Tripp’s Response to an Angry Celebrity Dad

When I read about this story in the news, I felt like writing a letter to this parent! Tedd Tripp (author of Shepherding a Child’s Heart), of course, did a much better job than I could have ever done. As this is a current news story, it may be a good talking point in sharing the gospel with friends who are parents and/or a person who struggles with anger (don’t we all!). This is quoted as a note from Tripp published online at Shepherd Press and it is entitled, “The “When” vs. “Why” of Anger”:

Many of us have heard the telephone message left recently by a celebrity dad for his eleven year old daughter. If you have, you no doubt felt a deep sense of sadness that a child would be verbally abused by her father. For my part, I wish I had never heard the message. It wasn’t my business and the fact that millions have heard it can only increase the shame and humiliation of this eleven year old victim.

As the message unfolds, the celebrity dad, who is the non-custodial parent, excoriates his daughter for failing to answer the phone for a scheduled called. The father is clearly angry because he feels disrespected and powerless to do anything. In his anger he blames his daughter for humiliating him and making him feel like a fool (actually a nicer word than what was used on the message).

I believe, if we had been able to stop him, mid-rant, and asked why he was so angry, he would have said, “I’ll tell you why I’m angry, I’m angry because she disrespects me and makes me feel like a fool. She has done it repeatedly and I am sick of it.”

But the circumstances are not why he is angry; the circumstances are the when. Why is he angry? He is angry because he is not getting what he wants. James 4:1-2 makes it clear that the cause of fights and quarrels is never circumstantial: “What causes fights and quarrels among you? Don’t they come from your desires that battle within you? You want something but you don’t get it. You kill and covet, but you cannot have what you want. You quarrel and fight. You do not have, because you do not ask God.”

This distinction between the “when” and the “why” of behavior is a key thing for you to understand. Your child’s behavior is never “why” you are angry; it is the “when”. The “why” of your anger is always internal. You are not getting what you want. You want respect, obedience, cooperation; there are desires battling within. If you get angry it is not because of the circumstance of your son or daughter’s misbehavior. It is because you are not getting what you want.

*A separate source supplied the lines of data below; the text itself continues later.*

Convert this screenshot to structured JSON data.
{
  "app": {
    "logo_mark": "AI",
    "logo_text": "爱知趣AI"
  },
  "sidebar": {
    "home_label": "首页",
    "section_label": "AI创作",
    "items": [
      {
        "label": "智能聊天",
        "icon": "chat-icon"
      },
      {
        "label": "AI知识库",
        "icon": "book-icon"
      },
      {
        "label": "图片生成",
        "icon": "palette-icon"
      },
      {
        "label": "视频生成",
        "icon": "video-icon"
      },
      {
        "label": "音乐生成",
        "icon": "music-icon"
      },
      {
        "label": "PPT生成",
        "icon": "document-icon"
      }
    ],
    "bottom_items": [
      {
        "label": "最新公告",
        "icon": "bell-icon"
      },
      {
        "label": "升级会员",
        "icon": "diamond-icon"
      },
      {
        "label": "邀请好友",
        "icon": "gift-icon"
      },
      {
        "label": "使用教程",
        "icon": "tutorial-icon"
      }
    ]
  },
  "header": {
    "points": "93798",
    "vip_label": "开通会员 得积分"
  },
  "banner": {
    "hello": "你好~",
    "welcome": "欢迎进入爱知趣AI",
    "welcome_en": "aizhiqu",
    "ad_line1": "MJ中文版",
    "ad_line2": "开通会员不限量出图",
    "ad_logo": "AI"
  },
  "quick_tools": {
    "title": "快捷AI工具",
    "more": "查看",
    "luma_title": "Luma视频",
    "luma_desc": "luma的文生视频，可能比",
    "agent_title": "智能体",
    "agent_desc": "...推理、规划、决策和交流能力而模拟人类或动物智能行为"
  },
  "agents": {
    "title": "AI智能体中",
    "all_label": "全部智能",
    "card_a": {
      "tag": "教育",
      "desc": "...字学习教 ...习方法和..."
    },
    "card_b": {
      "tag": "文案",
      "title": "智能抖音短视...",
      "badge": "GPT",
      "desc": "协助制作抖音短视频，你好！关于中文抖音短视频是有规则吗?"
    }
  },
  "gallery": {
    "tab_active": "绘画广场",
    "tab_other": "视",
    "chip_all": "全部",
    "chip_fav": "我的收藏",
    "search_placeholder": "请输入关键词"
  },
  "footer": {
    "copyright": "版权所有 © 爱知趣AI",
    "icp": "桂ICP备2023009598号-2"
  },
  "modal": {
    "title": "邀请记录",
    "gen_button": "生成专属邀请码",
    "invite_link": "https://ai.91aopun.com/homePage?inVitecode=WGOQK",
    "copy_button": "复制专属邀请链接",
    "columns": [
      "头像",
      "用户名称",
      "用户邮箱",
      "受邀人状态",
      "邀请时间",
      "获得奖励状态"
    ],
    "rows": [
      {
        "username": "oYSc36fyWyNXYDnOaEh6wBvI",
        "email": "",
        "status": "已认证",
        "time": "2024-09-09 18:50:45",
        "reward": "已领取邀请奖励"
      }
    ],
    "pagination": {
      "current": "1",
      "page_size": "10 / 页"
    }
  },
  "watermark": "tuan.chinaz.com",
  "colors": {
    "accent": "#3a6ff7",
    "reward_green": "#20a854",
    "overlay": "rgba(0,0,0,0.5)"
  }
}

This truth brings needed clarity to our problem. Anger is not something out of control, dependent on the actions and attitudes of others. Anger has to do with things within, things that God can help me to understand and die to. If my child’s words, behavior, or attitudes are “why” not “when” I get angry, there is no hope for me unless he behaves differently. But if those things are “when,” if I am angry because I have enthroned something other than God as the condition of my happiness, then I have someplace to go. I can go to God and ask Him to search my heart. By the power of grace I can turn aside from the things that I have made the condition of my happiness, and instead find my joy and satisfaction in Him. This can free me to interact with my child in ways that are truly nurturing and never abusive.